Днем он пытался демонстративно показать активность, свойственную ему в былые времена, звал Ибарру, Вильсона, Фернандо, кого-нибудь, кто был поблизости, чтобы дать указания по поводу писем, которые у него не хватало терпения продиктовать. И только Хосе Паласиос своим чутким сердцем угадал: эти порывы – предвестники последних дней жизни. У генерала были намерения заняться будущим своих родственников и даже тех из них, кто не жил в Санта-Марте. Он забыл о ссоре со своим прежним секретарем, генералом Хосе Сантаной, и добился для него должности в управлении внешних сношений, чтобы тот мог наслаждаться новой жизнью недавно женившегося человека. Генерала Хосе Марию Карреньо, которого он всегда – вполне обоснованно – хвалил за доброе сердце, он вывел на дорогу, что с годами привела того к должности исполняющего обязанности президента Венесуэлы. Он попросил у Урданеты нужные бумаги для Андреса Ибарры и Хосе Лауренсио Сильвы, чтобы они могли в будущем располагать по крайней мере постоянным пансионом. Сильва стал генерал-аншефом и секретарем сухопутных и военно-морских сил страны и умер в возрасте восьмидесяти лет – в последние годы он страдал катарактой, которая делала его почти слепым и которой он всегда так боялся, и жил он по инвалидному удостоверению, полученному в результате сложных медицинских маневров и подтверждающему его воинские достоинства в виде многочисленных шрамов.
Генерал попытался также убедить Педро Брисеньо Мендеса вернуться в Новую Гранаду и возглавить военное министерство, однако жизнь уже не дала ему времени довести дело до конца. Племянника Фернандо он сделал своим душеприказчиком, чтобы облегчить ему продвижение на общественном поприще. Генералу Диего Ибарре, – который был его первым адъютантом и одним из немногих, кого он называл на «ты» и кто называл на «ты» его самого, и наедине и на людях, – он посоветовал уехать куда-нибудь, где он был бы более полезен, чем в Венесуэле. Даже генералу Хусто Брисеньо, который в последние дни раздражал его, он уже на смертном одре оказал последнее в своей жизни покровительство.
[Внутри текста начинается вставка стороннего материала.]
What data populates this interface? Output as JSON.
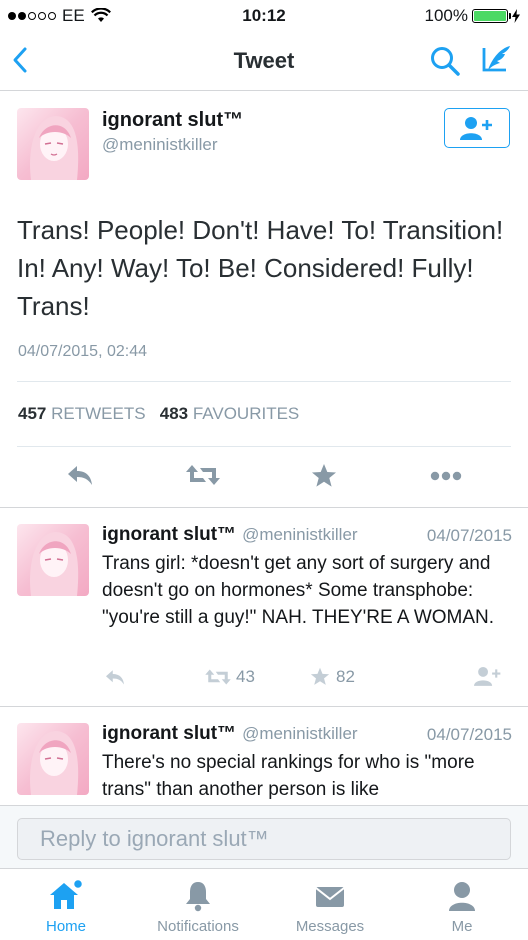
{
  "status_bar": {
    "carrier": "EE",
    "time": "10:12",
    "battery": "100%"
  },
  "nav": {
    "title": "Tweet"
  },
  "main_tweet": {
    "name": "ignorant slut™",
    "handle": "@meninistkiller",
    "text": "Trans! People! Don't! Have! To! Transition! In! Any! Way! To! Be! Considered! Fully! Trans!",
    "date": "04/07/2015, 02:44",
    "retweets_count": "457",
    "retweets_label": "RETWEETS",
    "favourites_count": "483",
    "favourites_label": "FAVOURITES"
  },
  "replies": [
    {
      "name": "ignorant slut™",
      "handle": "@meninistkiller",
      "date": "04/07/2015",
      "text": "Trans girl: *doesn't get any sort of surgery and doesn't go on hormones* Some transphobe: \"you're still a guy!\" NAH. THEY'RE A WOMAN.",
      "retweets": "43",
      "favourites": "82"
    },
    {
      "name": "ignorant slut™",
      "handle": "@meninistkiller",
      "date": "04/07/2015",
      "text": "There's no special rankings for who is \"more trans\" than another person is like"
    }
  ],
  "composer": {
    "placeholder": "Reply to ignorant slut™"
  },
  "tabs": [
    {
      "label": "Home",
      "icon": "home-icon"
    },
    {
      "label": "Notifications",
      "icon": "bell-icon"
    },
    {
      "label": "Messages",
      "icon": "envelope-icon"
    },
    {
      "label": "Me",
      "icon": "person-icon"
    }
  ],
  "colors": {
    "accent": "#1da1f2",
    "muted": "#8899a6",
    "battery": "#4cd964"
  }
}
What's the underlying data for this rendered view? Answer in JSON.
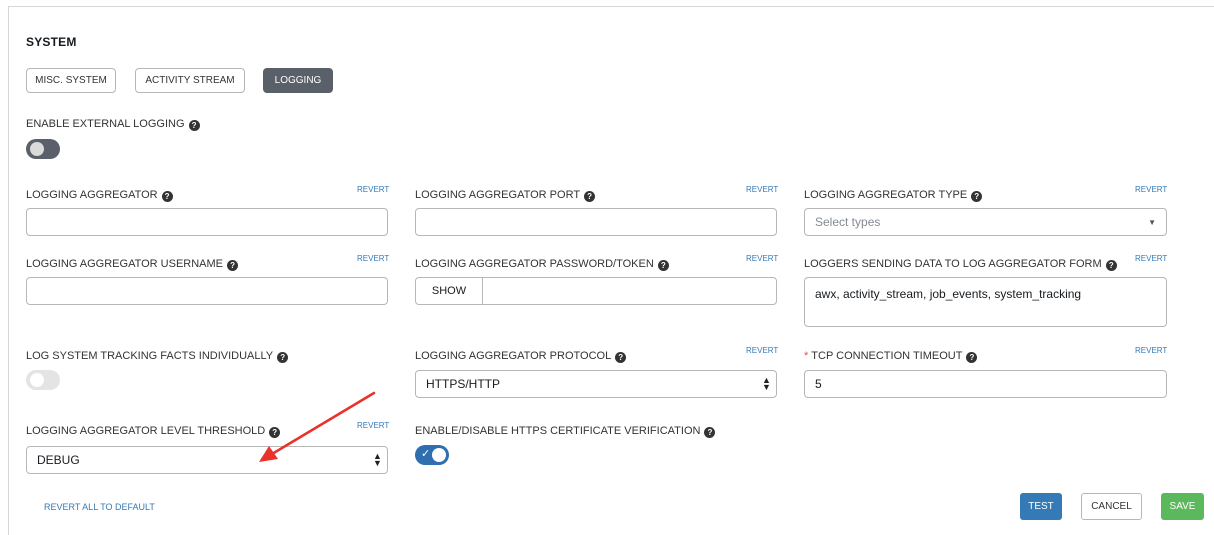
{
  "section_title": "SYSTEM",
  "tabs": [
    {
      "label": "MISC. SYSTEM",
      "active": false
    },
    {
      "label": "ACTIVITY STREAM",
      "active": false
    },
    {
      "label": "LOGGING",
      "active": true
    }
  ],
  "enable_external_logging": {
    "label": "ENABLE EXTERNAL LOGGING",
    "enabled": false
  },
  "revert_label": "REVERT",
  "fields": {
    "aggregator": {
      "label": "LOGGING AGGREGATOR",
      "value": ""
    },
    "port": {
      "label": "LOGGING AGGREGATOR PORT",
      "value": ""
    },
    "type": {
      "label": "LOGGING AGGREGATOR TYPE",
      "placeholder": "Select types"
    },
    "username": {
      "label": "LOGGING AGGREGATOR USERNAME",
      "value": ""
    },
    "password": {
      "label": "LOGGING AGGREGATOR PASSWORD/TOKEN",
      "show_label": "SHOW",
      "value": ""
    },
    "loggers": {
      "label": "LOGGERS SENDING DATA TO LOG AGGREGATOR FORM",
      "value": "awx, activity_stream, job_events, system_tracking"
    },
    "tracking_facts": {
      "label": "LOG SYSTEM TRACKING FACTS INDIVIDUALLY",
      "enabled": false
    },
    "protocol": {
      "label": "LOGGING AGGREGATOR PROTOCOL",
      "value": "HTTPS/HTTP"
    },
    "tcp_timeout": {
      "label": "TCP CONNECTION TIMEOUT",
      "required_mark": "*",
      "value": "5"
    },
    "level_threshold": {
      "label": "LOGGING AGGREGATOR LEVEL THRESHOLD",
      "value": "DEBUG"
    },
    "cert_verification": {
      "label": "ENABLE/DISABLE HTTPS CERTIFICATE VERIFICATION",
      "enabled": true
    }
  },
  "footer": {
    "revert_all": "REVERT ALL TO DEFAULT",
    "test": "TEST",
    "cancel": "CANCEL",
    "save": "SAVE"
  },
  "colors": {
    "primary": "#337ab7",
    "success": "#5cb85c",
    "toggle_on": "#2f6fb0",
    "toggle_off": "#5a6069",
    "required": "#d9534f",
    "annotation_arrow": "#e8322a"
  },
  "icons": {
    "help": "question-circle-icon",
    "select_caret": "caret-down-icon",
    "select_updown": "sort-updown-icon",
    "check": "check-icon",
    "arrow": "annotation-arrow"
  }
}
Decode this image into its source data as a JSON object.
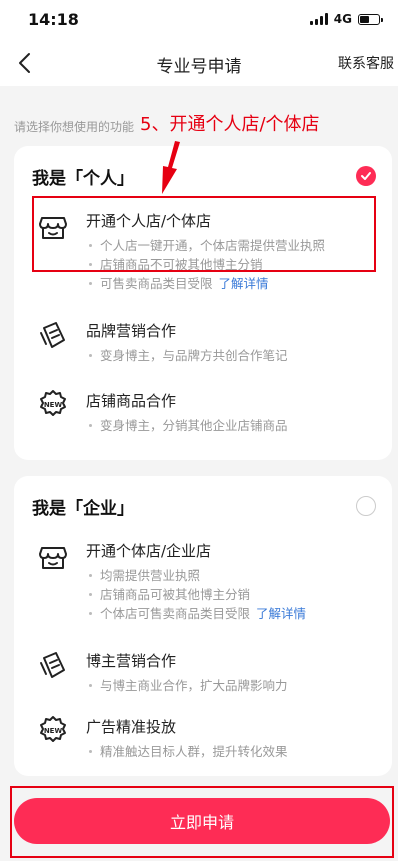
{
  "status_bar": {
    "time": "14:18",
    "network": "4G"
  },
  "nav": {
    "title": "专业号申请",
    "action": "联系客服"
  },
  "prompt": "请选择你想使用的功能",
  "annotation": "5、开通个人店/个体店",
  "personal": {
    "title": "我是「个人」",
    "options": [
      {
        "title": "开通个人店/个体店",
        "bullets": [
          "个人店一键开通，个体店需提供营业执照",
          "店铺商品不可被其他博主分销",
          "可售卖商品类目受限"
        ],
        "link": "了解详情"
      },
      {
        "title": "品牌营销合作",
        "bullets": [
          "变身博主，与品牌方共创合作笔记"
        ]
      },
      {
        "title": "店铺商品合作",
        "bullets": [
          "变身博主，分销其他企业店铺商品"
        ]
      }
    ]
  },
  "enterprise": {
    "title": "我是「企业」",
    "options": [
      {
        "title": "开通个体店/企业店",
        "bullets": [
          "均需提供营业执照",
          "店铺商品可被其他博主分销",
          "个体店可售卖商品类目受限"
        ],
        "link": "了解详情"
      },
      {
        "title": "博主营销合作",
        "bullets": [
          "与博主商业合作，扩大品牌影响力"
        ]
      },
      {
        "title": "广告精准投放",
        "bullets": [
          "精准触达目标人群，提升转化效果"
        ]
      }
    ]
  },
  "apply_button": "立即申请",
  "colors": {
    "accent": "#fe2c55",
    "annotation": "#e60012",
    "link": "#3b7bd8"
  }
}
Возможно, его офицеры и не подозревали, как тесно эти заботы генерала об их будущем соединят их судьбы. Ибо все они до конца дней будут вместе, и в горе и в радости, даже когда пять лет спустя, по иронии судьбы, вторично окажутся в Венесуэле, сражаясь на стороне командующего Педро Карухо в рискованном военном походе за утверждение идеи Боливара об объединении континента.
Это были уже не политические маневры, а только распоряжения о наследстве в пользу своих сирот, и Вильсон понял это, когда генерал диктовал ему письмо к Урданете: «Борьба за Риоачу проиграна». В тот же вечер генерал получил короткую записку от епископа Эстевеса совершенно неожиданного содержания – тот просил генерала использовать все свое влияние в верхах, чтобы Санта-Марта и Риоача стали официально признанными департаментами, и таким образом были бы устранены их давние разногласия с Картахеной. Когда Хосе Лауренсио Сильва закончил читать письмо епископа, генерал не смог сдержаться. «Любая идея, которая приходит в головы колумбийцам, направлена только на разделение», – сказал он в отчаянии. Позже, когда он вместе с Фернандо разбирал давно пришедшую корреспонденцию, горечь его проявилась еще сильнее.